It may be perceived that the exterior branch of the conchoid cuts the under semicircle in another point besides F. This occurs in the extension of the radius CA, or where the diameter, passing through C, the extremity of the original arc, meets the opposite circumference; the portion of the inflected line, intercepted below BG by the conchoid, being evidently equal to the radius. The fourth intersection, however, affords no real solution, but only exhibits the amount of repeated division, as completing the arc itself.

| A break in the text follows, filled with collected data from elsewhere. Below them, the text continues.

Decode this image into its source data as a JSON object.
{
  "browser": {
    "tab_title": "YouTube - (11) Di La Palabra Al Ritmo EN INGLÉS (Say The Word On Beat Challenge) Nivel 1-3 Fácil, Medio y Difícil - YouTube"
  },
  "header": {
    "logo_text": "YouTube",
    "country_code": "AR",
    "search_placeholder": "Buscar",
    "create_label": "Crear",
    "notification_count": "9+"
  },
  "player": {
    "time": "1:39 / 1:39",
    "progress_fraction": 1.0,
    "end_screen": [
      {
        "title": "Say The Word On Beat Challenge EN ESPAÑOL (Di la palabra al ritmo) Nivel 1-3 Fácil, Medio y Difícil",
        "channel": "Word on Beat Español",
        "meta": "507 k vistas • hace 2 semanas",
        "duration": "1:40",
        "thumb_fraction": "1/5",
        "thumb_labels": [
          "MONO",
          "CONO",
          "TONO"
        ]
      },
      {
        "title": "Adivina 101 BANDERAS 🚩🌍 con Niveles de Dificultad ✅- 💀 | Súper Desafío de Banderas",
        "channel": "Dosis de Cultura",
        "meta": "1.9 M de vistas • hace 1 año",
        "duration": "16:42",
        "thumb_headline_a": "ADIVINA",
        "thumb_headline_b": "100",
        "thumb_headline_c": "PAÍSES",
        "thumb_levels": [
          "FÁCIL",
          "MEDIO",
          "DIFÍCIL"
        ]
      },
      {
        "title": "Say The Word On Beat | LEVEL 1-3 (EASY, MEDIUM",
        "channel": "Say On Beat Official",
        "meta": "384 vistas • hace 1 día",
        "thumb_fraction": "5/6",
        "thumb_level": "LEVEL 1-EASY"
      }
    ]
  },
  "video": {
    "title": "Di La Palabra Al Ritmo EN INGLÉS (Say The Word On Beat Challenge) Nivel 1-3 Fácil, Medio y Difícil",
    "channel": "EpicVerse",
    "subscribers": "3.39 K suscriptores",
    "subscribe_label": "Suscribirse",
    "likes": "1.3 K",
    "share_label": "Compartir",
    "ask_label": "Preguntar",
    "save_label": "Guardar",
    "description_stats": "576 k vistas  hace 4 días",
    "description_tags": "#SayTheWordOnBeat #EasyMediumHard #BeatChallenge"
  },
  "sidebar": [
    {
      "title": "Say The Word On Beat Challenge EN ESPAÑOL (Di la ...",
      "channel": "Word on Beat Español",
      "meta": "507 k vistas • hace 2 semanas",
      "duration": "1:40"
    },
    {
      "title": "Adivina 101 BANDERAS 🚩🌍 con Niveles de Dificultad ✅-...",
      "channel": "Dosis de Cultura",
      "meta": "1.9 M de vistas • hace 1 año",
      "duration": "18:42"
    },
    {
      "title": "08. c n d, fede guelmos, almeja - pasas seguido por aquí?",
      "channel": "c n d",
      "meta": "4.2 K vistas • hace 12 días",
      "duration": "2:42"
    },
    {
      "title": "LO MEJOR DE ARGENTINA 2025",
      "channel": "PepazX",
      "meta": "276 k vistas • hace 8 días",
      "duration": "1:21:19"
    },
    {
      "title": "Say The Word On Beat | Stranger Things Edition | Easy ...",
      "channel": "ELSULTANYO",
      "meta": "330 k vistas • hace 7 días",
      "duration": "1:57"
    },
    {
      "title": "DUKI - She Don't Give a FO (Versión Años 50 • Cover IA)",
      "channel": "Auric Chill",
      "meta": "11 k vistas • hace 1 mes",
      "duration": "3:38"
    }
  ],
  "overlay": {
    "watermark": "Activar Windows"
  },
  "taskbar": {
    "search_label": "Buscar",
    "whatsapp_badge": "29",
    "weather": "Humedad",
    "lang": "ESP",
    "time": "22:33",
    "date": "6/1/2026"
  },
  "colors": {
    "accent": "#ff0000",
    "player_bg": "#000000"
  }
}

2. But another analysis leads to a similar result. Let the angle BAD as before be third part of BAC; draw BC perpendicular to AB and CE parallel to it, meeting AD produced in E. The right angle DCE would be contained in a semicircle having DE for its diameter; join C with the centre H, and the triangle CHE being isosceles, the exterior angle CHA is double of CEH, or of the alternate angle BAD; and, therefore, equal to the remaining portion CAD of the divided angle BAC. Whence the triangle ACH is isosceles, and the side CH equal to HC, or the diameter DE must be double of AC.

The construction of the problem is thus reduced to the drawing from the vertex to the given angle, a straight line, ADE, such that the part DE intercepted between the perpendiculars BC and CE, shall be equal to the double of AC. This can only be done by describing a conchoid from the pole A to the directrix BC, and with the double of AC as the measure; the intersection of the curve with the perpendicular CE, will determine the position of the trisecting line ADE. The exterior branch of the conchoid, will cut the perpendicular in the point E, and the

interior or nodated branch will meet and cross it at the two points E' and E''. The radiating lines AE, AE', AE'', or its extension AE'', will indicate the complete trisection of the angle BAC. These lines will be found, as in the first construction, to make angles with each other that are equal to the thirds of an entire circuit. It may be worth while to examine the several cases.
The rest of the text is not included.